I look up. The mirror wears a blur. I drag a hand across it. My own face looks back, too awake.
"You okay, Mercer?"
I flex the fingers of my left hand, watch tendons rise and fall.
"You made a choice. Try not to break anything."
Clothes will be washed in the washing machine inside the bathroom.
I towel off. Cotton grabs the water and gives back nothing. I dress in the same clothes—the bright jacket, the orange shirt, the shorts that look like a dare in any medieval town. I walk barefoot to the desk.
I pause. I glance at the paper notebook on the desk, flip it open, scribble the same safety protocols list with a pen what have i chosen and what have i cut out. I hate anyone reading it. I write anyway.
"Do not touch Safe from War." Save lives first.
I close the notebook like I shield it from the room.
I step to the bay window. The void presses close, not with force, just with idea. Space lays flat, a field of tar with a ring of white far out where the black hole sits like an eye with a cataract.
The black hole says nothing. The fan spins. I tap the glass with one fingernail. It makes a crisp note. The note dies quickly. I lean my forehead against the cool.
"You think you're a god. Maybe a space landlord. This is your little country. This couch, this desk, this fridge that gives forever. Your domain. Act like a decent god. No brutal. No cosmic tantrums."
I turn, spread arms.
"Okay. Captain of this tiny ship. We made new weather—the rules here bend to me."
I cross to the couch, drop into it, then change my mind and go back to the desk. I save the file in three folders like muscle memory.

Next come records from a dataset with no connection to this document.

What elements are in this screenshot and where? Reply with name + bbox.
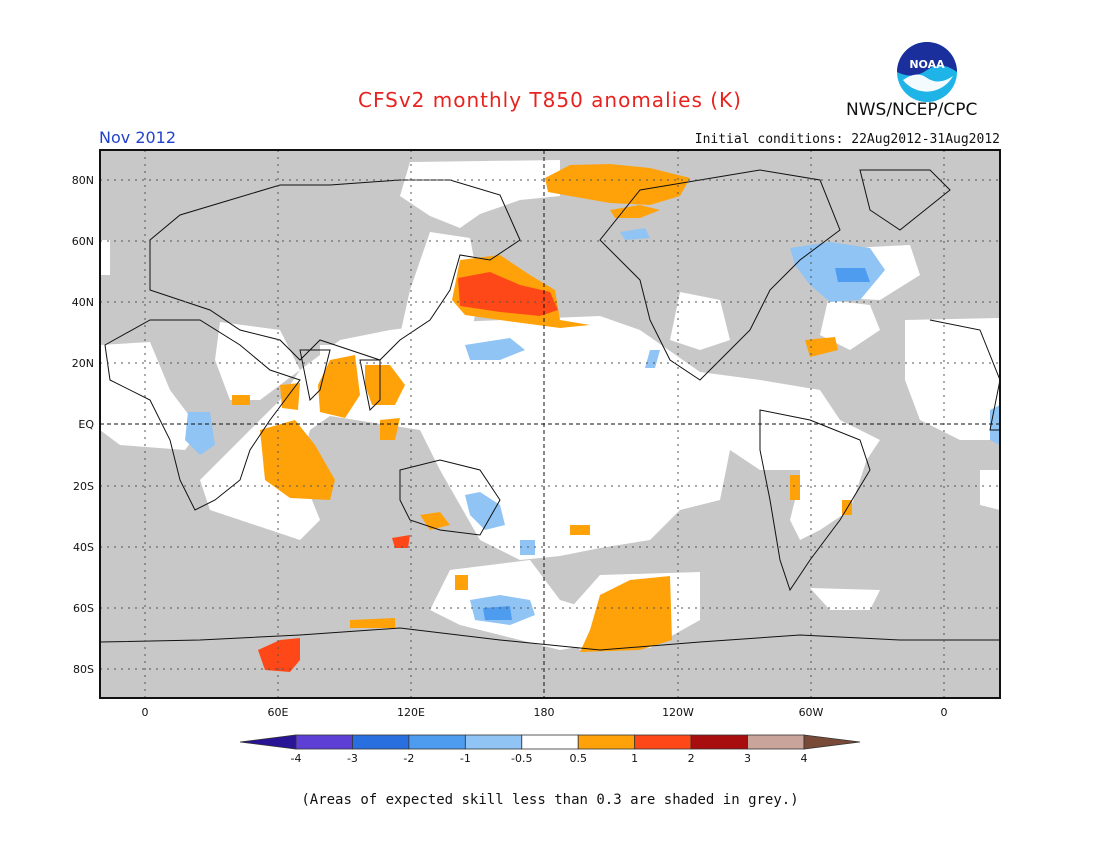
colorbar-tick-label: 3 xyxy=(744,752,751,765)
strong-warm-anomaly-regions xyxy=(258,272,558,672)
cool-anomaly-regions xyxy=(185,228,1000,625)
lat-label: 60S xyxy=(73,602,94,615)
equator-and-dateline xyxy=(100,150,1000,698)
colorbar-swatch xyxy=(352,734,410,750)
colorbar-labels: -4 -3 -2 -1 -0.5 0.5 1 2 3 4 xyxy=(291,752,808,765)
colorbar-tick-label: 1 xyxy=(631,752,638,765)
lat-label: 20S xyxy=(73,480,94,493)
noaa-logo: NOAA xyxy=(897,42,957,102)
colorbar-tick-label: -1 xyxy=(460,752,471,765)
moderate-cool-anomaly-regions xyxy=(483,268,870,620)
colorbar-swatch xyxy=(521,734,579,750)
map-frame xyxy=(99,149,1001,699)
lat-label: 40S xyxy=(73,541,94,554)
lat-label: 80S xyxy=(73,663,94,676)
logo-text: NOAA xyxy=(909,58,945,71)
latitude-labels: 80N 60N 40N 20N EQ 20S 40S 60S 80S xyxy=(72,174,95,676)
lon-label: 180 xyxy=(534,706,555,719)
lat-label: 40N xyxy=(72,296,94,309)
colorbar-end-high xyxy=(803,734,861,750)
lon-label: 60E xyxy=(268,706,289,719)
colorbar-legend xyxy=(239,734,861,750)
lon-label: 120W xyxy=(662,706,694,719)
lon-label: 120E xyxy=(397,706,425,719)
map-title: CFSv2 monthly T850 anomalies (K) xyxy=(358,88,742,112)
colorbar-swatch xyxy=(577,734,636,750)
lon-label: 60W xyxy=(799,706,824,719)
lat-label: 20N xyxy=(72,357,94,370)
colorbar-swatch xyxy=(295,734,353,750)
colorbar-swatch xyxy=(747,734,805,750)
lat-label: EQ xyxy=(78,418,94,431)
colorbar-tick-label: -0.5 xyxy=(511,752,532,765)
forecast-month: Nov 2012 xyxy=(99,128,177,147)
skill-footnote: (Areas of expected skill less than 0.3 a… xyxy=(301,792,799,808)
lat-label: 60N xyxy=(72,235,94,248)
colorbar-swatch xyxy=(464,734,523,750)
colorbar-swatch xyxy=(634,734,692,750)
colorbar-tick-label: 4 xyxy=(801,752,808,765)
lon-label: 0 xyxy=(941,706,948,719)
colorbar-swatch xyxy=(690,734,748,750)
colorbar-swatch xyxy=(408,734,466,750)
colorbar-tick-label: -2 xyxy=(403,752,414,765)
coastlines xyxy=(100,169,1000,651)
colorbar-tick-label: -4 xyxy=(291,752,302,765)
lon-label: 0 xyxy=(142,706,149,719)
colorbar-tick-label: 2 xyxy=(688,752,695,765)
agency-label: NWS/NCEP/CPC xyxy=(846,100,978,120)
colorbar-tick-label: -3 xyxy=(347,752,358,765)
lat-label: 80N xyxy=(72,174,94,187)
longitude-labels: 0 60E 120E 180 120W 60W 0 xyxy=(142,706,948,719)
colorbar-end-low xyxy=(239,734,297,750)
colorbar-tick-label: 0.5 xyxy=(569,752,587,765)
initial-conditions: Initial conditions: 22Aug2012-31Aug2012 xyxy=(694,132,1000,147)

"Back up. Always back up."
I shut the lid on the laptop I brought from Earth. I lift it, feel the weight the same as the first day I paid for it, heavy and familiar. I set it down. I pick up the phone, stare at the frozen time at the top bar. I check messages that never answer. I open a thread with one of my friends, type Hey. I watch the typing cursor blink like a patient heartbeat. I delete the draft. I put the phone face down.
"Neat freak house."
A cross to the bedroom. The digital clock on the nightstand reads 22:00. It always reads 22:00. The frozen colon blinks once and holds. Photos from the old world dot the wall—ryan on a beach, friends at a hackathon, a taco truck I swore had the best sauce in San Jose.
I tap the clock.
"Sleep ryan you have a lot to do."
"Space House. Keep the lights on. Hope there won't be a bill."
I look at the door and then at the window to the void and then at my left hand again.
"I wonder if it worked."
I lie down. The mattress hugs me like it remembers my shape. The ceiling fan hisses its slow circle. The PC in the other room lets out a soft coil whine that barely hangs in the air. I watch the ceiling until I stop seeing it.
I don't pray. I count. One, 2, 3. The count stops at 4 and folds.
The house holds me without a watchman. The void beyond keeps its distance. The check marks on the form do not fade.
"Goodnight, Mystery House, see you in Veythralis world."
I roll and let sleep take me, holding the small private truth that for the first time since arriving in Eryndral I felt—strangely and dangerously—like I had power and a place to hide while I learned to use it.